Subject: [HTCondor-users] Checkpointing job restarts in expiring pilot
Hi,
I'm testing Self-Checkpointing Jobs. I had it working, however i
noticed it repeatedly restarting into an expiring pilot,
i.e. when time() > GLIDEIN_ToRetire (time() here comes from
python).
I suspect there might be some time disalignement, possibly due to
Daylight Saving Time.
I do not know the value of CurrentTime, but inspecting job output
logs, python time()Â is 3600 + GLIDEIN_ToRetire + <few random
secs>
when it restart after a previous exit for checkpoint. That makes me
think that CurrentTime might not be DST aware.
The .machine.ad reports MyCurrentTime which looks consistent with
python time.time() at first start. I assume the .update.ad has the
update value for that.
I copy here a few log lines s from a successful job which restarted
several time in the same pilot that it left before expiration.
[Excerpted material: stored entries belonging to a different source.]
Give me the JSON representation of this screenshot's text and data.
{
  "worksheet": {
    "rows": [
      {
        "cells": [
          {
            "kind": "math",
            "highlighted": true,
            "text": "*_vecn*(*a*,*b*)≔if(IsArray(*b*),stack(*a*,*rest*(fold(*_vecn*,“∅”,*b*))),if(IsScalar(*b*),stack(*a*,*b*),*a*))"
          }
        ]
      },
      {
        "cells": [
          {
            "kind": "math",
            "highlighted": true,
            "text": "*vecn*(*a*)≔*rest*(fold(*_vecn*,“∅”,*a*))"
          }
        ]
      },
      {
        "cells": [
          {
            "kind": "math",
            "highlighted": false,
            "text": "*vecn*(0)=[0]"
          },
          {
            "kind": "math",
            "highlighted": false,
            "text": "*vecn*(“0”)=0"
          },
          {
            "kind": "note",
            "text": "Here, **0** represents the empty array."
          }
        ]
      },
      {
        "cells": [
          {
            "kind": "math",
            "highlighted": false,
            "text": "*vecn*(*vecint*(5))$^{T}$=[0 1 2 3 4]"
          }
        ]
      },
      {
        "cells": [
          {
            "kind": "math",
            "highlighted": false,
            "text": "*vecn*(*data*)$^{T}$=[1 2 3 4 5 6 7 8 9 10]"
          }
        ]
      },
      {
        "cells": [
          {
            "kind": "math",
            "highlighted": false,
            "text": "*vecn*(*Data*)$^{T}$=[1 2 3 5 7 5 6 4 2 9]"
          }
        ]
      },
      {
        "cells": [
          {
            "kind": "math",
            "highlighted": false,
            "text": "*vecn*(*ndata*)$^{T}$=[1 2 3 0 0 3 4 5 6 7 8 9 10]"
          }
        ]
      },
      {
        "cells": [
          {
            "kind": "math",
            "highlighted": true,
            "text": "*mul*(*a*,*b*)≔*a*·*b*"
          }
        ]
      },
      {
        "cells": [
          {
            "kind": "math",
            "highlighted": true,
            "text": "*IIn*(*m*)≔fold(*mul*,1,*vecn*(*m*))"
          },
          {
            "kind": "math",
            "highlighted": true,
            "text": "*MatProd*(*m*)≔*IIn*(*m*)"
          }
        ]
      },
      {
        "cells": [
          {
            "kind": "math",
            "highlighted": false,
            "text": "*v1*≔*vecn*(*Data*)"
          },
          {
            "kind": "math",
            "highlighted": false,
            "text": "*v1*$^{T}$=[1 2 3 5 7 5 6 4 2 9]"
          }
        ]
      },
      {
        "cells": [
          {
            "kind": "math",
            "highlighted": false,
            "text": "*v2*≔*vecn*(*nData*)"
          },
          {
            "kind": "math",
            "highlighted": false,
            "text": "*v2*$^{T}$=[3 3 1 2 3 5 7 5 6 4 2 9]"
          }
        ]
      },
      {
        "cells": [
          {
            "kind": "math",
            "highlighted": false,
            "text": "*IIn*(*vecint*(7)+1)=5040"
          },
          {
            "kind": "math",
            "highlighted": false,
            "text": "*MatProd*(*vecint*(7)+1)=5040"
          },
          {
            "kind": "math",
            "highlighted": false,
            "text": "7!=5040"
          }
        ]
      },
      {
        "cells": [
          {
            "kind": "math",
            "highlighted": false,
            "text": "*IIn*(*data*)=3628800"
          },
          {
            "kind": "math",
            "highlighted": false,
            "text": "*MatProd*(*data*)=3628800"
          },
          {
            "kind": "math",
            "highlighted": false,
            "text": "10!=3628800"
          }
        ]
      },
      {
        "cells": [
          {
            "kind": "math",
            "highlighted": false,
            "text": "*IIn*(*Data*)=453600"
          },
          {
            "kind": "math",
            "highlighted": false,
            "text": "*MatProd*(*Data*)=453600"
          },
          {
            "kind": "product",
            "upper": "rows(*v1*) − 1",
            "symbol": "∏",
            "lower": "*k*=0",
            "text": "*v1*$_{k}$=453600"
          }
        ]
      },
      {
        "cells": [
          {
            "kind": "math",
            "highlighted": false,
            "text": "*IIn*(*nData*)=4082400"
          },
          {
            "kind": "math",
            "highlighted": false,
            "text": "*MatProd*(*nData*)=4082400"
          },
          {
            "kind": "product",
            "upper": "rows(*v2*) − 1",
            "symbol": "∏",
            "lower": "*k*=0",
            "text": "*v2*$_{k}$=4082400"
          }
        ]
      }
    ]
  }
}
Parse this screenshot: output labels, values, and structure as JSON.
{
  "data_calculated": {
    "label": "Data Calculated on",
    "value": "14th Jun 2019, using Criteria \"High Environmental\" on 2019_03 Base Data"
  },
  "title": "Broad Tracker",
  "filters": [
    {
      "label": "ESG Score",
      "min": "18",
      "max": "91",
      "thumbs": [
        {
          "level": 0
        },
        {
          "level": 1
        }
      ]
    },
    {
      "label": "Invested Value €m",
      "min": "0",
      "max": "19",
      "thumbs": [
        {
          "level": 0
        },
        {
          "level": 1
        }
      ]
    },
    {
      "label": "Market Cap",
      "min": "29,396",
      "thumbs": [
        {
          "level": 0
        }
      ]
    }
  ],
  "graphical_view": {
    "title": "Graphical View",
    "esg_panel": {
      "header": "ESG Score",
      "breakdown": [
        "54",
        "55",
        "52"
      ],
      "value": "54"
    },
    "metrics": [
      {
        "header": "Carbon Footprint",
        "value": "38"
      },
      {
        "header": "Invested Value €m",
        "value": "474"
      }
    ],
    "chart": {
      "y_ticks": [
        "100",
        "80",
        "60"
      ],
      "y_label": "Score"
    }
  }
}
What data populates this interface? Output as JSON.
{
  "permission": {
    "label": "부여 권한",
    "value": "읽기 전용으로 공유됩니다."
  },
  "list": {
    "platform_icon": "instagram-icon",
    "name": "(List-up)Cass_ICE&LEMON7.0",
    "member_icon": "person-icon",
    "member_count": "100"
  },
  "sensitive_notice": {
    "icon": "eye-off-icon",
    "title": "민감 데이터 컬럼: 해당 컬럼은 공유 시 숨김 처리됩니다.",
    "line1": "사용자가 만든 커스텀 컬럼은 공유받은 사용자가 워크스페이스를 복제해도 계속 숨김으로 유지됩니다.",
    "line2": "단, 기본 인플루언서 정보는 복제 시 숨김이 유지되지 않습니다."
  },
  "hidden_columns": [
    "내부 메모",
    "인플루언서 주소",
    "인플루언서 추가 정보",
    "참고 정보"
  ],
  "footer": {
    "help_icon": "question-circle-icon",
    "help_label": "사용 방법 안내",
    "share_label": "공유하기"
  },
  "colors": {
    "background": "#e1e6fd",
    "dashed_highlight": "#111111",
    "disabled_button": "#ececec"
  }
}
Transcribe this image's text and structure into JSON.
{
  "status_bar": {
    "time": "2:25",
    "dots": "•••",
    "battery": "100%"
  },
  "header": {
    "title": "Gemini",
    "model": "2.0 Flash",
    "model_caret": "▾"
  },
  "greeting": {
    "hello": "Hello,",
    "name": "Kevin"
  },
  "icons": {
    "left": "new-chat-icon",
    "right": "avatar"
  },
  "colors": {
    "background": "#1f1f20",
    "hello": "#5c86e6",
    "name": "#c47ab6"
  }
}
Lines ending with "Checkpoint exit" are when the wrapper evaluates
GLIDEIN_ToDie < 400. The wrapper terminates the executable and
exit with checkpoint_exit_code = 85
Lines with "Wrapper Start" report time in GMT. The other ones in
Local Time.
One problem here is that there is a sort of "race condition"
between the wrapper exiting for checkpoint and the pilot being
terminated when time() > GLIDEIN_ToDie.
If the latter wins, the job fails and restarts from scratch.